Moi président de la République, je constituerai un gouvernement qui sera paritaire, autant de femmes que d'hommes.
Moi président de la République, il y aura un code de déontologie pour les ministres, qui ne pourraient pas rentrer dans un conflit d'intérêts.
Moi président de la République, les ministres ne pourront pas cumuler leur fonction avec un mandat local, parce que je considère qu'ils devraient se consacrer pleinement à leur tâche.
Moi président de la République, je ferai un acte de décentralisation, parce que je pense que les collectivités locales ont besoin d'un nouveau souffle, de nouvelles compétences, de nouvelles libertés.
Moi président de la République, je ferai en sorte que les partenaires sociaux puissent être considérés, aussi bien les organisations professionnelles que les syndicats, et que nous puissions avoir régulièrement une discussion pour savoir ce qui relève de la loi, ce qui relève de la négociation.
Moi président de la République, j'engagerai de grands débats, on a évoqué celui de l'énergie, et il est légitime qu'il puisse y avoir sur ces questions-là de grands débats citoyens.
Moi président de la République, j'introduirai la représentation proportionnelle pour les élections législatives, pour les élections non pas de 2012, mais celles de 2017, car je pense qu'il est bon que l'ensemble des sensibilités politiques soient représentées.
Moi président de la République, j'essaierai d'avoir de la hauteur de vue, pour fixer les grandes orientations, les grandes impulsions, mais en même temps je ne m'occuperai pas de tout, et j'aurai toujours le souci de la proximité avec les Français.

Certes, François Hollande n'a pas, le 2 mai 2012, expréssement dit « Moi président de la République, je m'engage à régler moi-même mon coiffeur, ma maquilleuse, mon esthéticienne, ma manicure, ma pédicure, ma masseuse » et toutes les péripapéticiennes dont il aurait eu peu ou prou avoir, le cas échéant, besoin pour se sentir au mieux de sa forme pour la fonction convoitée mais il n'empêche que cette seizième anaphore était largement sous-entendue, implicite et certaine pour la majorité des Fançais de la part d'un éventuel président « normal ».

Car, bien évidemment, on attend d'un président de la République « normal », sans qu'on ait trop à le pousser ou à le lui demander, pour le lui faire comprendre que l'exemplarité exige qu'il paie son coiffeur — et tous ses autres petits besoins personnels — de ses deniers propres qu'il ait réduit ou non son « salaire ».

Et à ce propos, l'interview accordée à l'occasion de ce 14 juillet laisse perplexe et songeur quant à la définition de l'exemplarité que le chef de l'État semble faire sienne.
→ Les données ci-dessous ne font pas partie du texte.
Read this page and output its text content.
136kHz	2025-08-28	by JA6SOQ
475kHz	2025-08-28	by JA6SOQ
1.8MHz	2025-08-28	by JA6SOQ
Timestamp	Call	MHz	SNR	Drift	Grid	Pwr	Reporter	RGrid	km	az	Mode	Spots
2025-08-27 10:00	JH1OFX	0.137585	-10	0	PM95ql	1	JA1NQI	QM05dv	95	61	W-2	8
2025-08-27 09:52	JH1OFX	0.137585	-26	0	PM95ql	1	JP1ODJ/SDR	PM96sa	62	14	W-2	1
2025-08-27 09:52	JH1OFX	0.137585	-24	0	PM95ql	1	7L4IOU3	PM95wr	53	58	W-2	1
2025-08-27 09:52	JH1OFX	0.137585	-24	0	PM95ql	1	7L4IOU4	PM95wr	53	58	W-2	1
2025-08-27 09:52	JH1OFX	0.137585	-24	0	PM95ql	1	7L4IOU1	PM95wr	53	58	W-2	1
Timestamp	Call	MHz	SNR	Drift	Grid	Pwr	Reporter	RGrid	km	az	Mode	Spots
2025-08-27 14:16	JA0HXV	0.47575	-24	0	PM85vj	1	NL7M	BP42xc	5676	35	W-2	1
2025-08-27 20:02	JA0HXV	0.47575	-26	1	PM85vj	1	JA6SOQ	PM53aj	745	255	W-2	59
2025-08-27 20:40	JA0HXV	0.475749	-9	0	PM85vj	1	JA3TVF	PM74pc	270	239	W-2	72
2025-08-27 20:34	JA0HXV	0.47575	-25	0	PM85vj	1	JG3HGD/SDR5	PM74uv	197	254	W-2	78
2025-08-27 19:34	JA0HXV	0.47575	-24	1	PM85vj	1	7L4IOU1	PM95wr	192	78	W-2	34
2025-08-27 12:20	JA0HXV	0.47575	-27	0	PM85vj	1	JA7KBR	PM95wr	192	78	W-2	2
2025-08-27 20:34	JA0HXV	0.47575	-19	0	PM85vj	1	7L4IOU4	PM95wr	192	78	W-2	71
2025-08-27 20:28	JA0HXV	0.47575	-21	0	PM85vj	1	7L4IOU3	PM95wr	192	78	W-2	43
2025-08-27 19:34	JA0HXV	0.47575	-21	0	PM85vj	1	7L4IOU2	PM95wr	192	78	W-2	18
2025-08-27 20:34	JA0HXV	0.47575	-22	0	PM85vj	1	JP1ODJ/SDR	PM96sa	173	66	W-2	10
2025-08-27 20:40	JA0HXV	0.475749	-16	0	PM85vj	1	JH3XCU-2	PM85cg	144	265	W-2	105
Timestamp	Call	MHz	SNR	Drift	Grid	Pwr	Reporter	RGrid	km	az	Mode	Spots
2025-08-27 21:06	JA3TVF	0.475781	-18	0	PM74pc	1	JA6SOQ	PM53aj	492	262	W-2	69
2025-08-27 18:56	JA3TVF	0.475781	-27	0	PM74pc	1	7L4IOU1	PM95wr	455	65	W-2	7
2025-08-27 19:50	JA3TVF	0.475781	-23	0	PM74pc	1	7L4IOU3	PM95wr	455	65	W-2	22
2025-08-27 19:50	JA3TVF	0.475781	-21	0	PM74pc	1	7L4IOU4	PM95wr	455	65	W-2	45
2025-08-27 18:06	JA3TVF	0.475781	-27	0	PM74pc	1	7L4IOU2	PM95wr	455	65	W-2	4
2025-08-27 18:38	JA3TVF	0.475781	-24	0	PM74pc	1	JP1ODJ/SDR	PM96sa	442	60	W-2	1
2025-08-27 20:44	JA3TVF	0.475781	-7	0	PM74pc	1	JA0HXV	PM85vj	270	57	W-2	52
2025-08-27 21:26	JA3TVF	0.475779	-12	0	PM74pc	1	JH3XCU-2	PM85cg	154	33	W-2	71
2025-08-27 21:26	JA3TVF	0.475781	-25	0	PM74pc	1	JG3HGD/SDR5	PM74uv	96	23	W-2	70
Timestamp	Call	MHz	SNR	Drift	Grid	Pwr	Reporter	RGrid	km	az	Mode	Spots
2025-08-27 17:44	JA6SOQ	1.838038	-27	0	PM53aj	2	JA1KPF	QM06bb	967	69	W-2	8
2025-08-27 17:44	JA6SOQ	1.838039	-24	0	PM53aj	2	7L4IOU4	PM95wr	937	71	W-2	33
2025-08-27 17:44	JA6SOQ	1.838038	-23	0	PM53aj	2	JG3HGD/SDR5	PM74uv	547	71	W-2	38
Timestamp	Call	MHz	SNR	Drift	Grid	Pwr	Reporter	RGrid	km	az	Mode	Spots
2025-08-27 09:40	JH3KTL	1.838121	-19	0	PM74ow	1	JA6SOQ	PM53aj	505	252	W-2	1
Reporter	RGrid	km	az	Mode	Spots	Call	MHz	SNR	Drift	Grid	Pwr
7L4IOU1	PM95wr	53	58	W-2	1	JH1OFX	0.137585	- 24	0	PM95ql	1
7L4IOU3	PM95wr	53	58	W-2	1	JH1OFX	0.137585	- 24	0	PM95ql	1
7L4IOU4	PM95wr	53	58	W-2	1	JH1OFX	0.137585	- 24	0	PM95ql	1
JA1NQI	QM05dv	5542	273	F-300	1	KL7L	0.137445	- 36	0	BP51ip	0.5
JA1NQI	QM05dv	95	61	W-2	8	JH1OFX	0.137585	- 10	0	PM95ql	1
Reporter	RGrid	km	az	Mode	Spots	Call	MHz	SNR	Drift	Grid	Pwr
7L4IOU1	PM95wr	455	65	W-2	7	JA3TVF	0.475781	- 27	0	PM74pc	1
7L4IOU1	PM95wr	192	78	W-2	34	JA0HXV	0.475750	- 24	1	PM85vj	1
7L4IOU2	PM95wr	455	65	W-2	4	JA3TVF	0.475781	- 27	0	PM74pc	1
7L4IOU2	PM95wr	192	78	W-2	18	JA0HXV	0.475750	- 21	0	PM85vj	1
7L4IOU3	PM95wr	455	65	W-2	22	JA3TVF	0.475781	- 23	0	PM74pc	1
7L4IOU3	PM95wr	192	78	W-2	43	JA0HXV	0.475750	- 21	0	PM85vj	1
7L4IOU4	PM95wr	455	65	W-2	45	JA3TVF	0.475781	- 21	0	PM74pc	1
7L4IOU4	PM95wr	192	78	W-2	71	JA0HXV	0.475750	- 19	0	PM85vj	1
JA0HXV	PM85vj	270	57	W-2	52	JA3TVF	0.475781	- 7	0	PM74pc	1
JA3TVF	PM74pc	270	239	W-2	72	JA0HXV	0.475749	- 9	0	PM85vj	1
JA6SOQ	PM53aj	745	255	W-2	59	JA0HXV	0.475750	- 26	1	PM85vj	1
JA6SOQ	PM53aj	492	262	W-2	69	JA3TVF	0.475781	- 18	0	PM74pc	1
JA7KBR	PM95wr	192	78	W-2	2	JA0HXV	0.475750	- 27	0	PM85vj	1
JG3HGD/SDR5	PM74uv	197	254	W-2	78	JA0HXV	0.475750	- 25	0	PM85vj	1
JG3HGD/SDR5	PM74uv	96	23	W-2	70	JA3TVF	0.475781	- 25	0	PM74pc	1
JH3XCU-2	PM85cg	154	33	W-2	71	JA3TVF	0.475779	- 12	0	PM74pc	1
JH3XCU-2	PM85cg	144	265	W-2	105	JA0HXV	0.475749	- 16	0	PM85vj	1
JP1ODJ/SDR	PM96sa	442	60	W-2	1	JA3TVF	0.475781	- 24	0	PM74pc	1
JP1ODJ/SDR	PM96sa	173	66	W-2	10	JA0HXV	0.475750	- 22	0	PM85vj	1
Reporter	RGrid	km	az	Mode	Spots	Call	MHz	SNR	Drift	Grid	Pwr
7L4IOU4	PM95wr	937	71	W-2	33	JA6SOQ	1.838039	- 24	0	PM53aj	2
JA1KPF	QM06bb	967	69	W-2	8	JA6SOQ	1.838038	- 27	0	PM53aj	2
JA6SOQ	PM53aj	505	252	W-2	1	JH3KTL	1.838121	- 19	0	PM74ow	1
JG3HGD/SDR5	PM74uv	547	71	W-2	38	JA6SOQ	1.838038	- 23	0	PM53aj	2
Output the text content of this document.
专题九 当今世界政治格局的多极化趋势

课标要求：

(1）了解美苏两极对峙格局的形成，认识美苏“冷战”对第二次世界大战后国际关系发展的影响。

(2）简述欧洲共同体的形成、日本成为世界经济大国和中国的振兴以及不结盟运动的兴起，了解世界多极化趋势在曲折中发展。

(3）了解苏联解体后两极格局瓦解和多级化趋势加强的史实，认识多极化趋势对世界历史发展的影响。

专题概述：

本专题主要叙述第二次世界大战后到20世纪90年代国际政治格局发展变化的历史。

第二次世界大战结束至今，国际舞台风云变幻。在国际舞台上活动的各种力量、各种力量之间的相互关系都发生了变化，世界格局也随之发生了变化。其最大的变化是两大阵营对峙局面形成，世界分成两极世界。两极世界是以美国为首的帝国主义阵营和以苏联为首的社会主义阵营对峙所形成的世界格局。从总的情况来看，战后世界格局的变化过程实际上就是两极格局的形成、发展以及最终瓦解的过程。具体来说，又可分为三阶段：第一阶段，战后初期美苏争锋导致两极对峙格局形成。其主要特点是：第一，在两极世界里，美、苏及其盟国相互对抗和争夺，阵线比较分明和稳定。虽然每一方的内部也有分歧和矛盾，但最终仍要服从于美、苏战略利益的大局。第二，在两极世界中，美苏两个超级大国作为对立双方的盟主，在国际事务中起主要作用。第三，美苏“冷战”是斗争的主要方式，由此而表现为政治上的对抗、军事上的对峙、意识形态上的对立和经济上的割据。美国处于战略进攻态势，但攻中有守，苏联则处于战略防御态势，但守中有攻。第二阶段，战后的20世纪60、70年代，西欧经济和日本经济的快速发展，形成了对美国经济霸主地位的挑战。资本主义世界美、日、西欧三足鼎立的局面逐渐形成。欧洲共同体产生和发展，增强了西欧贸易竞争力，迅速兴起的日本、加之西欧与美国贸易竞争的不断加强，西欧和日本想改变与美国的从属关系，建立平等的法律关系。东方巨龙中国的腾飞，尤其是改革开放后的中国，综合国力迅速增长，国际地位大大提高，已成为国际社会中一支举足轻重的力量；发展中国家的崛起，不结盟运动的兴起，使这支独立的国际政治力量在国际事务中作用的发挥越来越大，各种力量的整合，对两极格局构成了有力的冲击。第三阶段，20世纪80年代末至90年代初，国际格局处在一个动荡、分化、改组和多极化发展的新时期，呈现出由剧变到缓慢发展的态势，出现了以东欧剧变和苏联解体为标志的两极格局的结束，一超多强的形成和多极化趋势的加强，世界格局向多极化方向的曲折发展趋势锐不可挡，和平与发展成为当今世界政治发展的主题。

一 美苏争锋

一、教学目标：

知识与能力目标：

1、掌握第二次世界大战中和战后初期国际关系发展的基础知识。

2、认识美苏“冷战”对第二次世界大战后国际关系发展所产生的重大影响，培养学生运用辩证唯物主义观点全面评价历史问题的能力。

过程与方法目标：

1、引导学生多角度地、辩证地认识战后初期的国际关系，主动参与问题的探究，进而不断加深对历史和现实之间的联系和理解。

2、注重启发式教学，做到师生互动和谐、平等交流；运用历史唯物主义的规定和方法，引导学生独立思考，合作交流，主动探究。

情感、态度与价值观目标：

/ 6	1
M. François Hollande considère, en effet, qu'il est « moralement inacceptable » que José Manuel Barroso, ancien président de la Commission européenne, aille travailler, comme le lui autorisent les textes communautaires 18 mois après avoir cessé son mandat, pour la banque américaine Goldman Sachs mais, en revanche, interrogé sur le salaire exorbitant de son coiffeur personnel payé par la Nation, il esquive en se défendant : « J'ai fait diminuer le budget de l'Élysée. J'ai supprimé 10 % des effectifs ». Il rappelle aussi que son salaire « a baissé de 30 % » et finit par feindre l'agacement : « On peut me faire tous les reproches, sauf celui-là ».

En fait d'agacement, dans d'autres contrées voisines, démocratiques, notamment nordiques, c'est la démission qui se serait imposée sans avoir à la demander. Ici, tout au plus, ce que l'on peut espérer — si Dieu, Mediapart et le Monde veulent bien y prêter une main forte et énergique — c'est peut-être une restitution ou un léger redressement fiscal.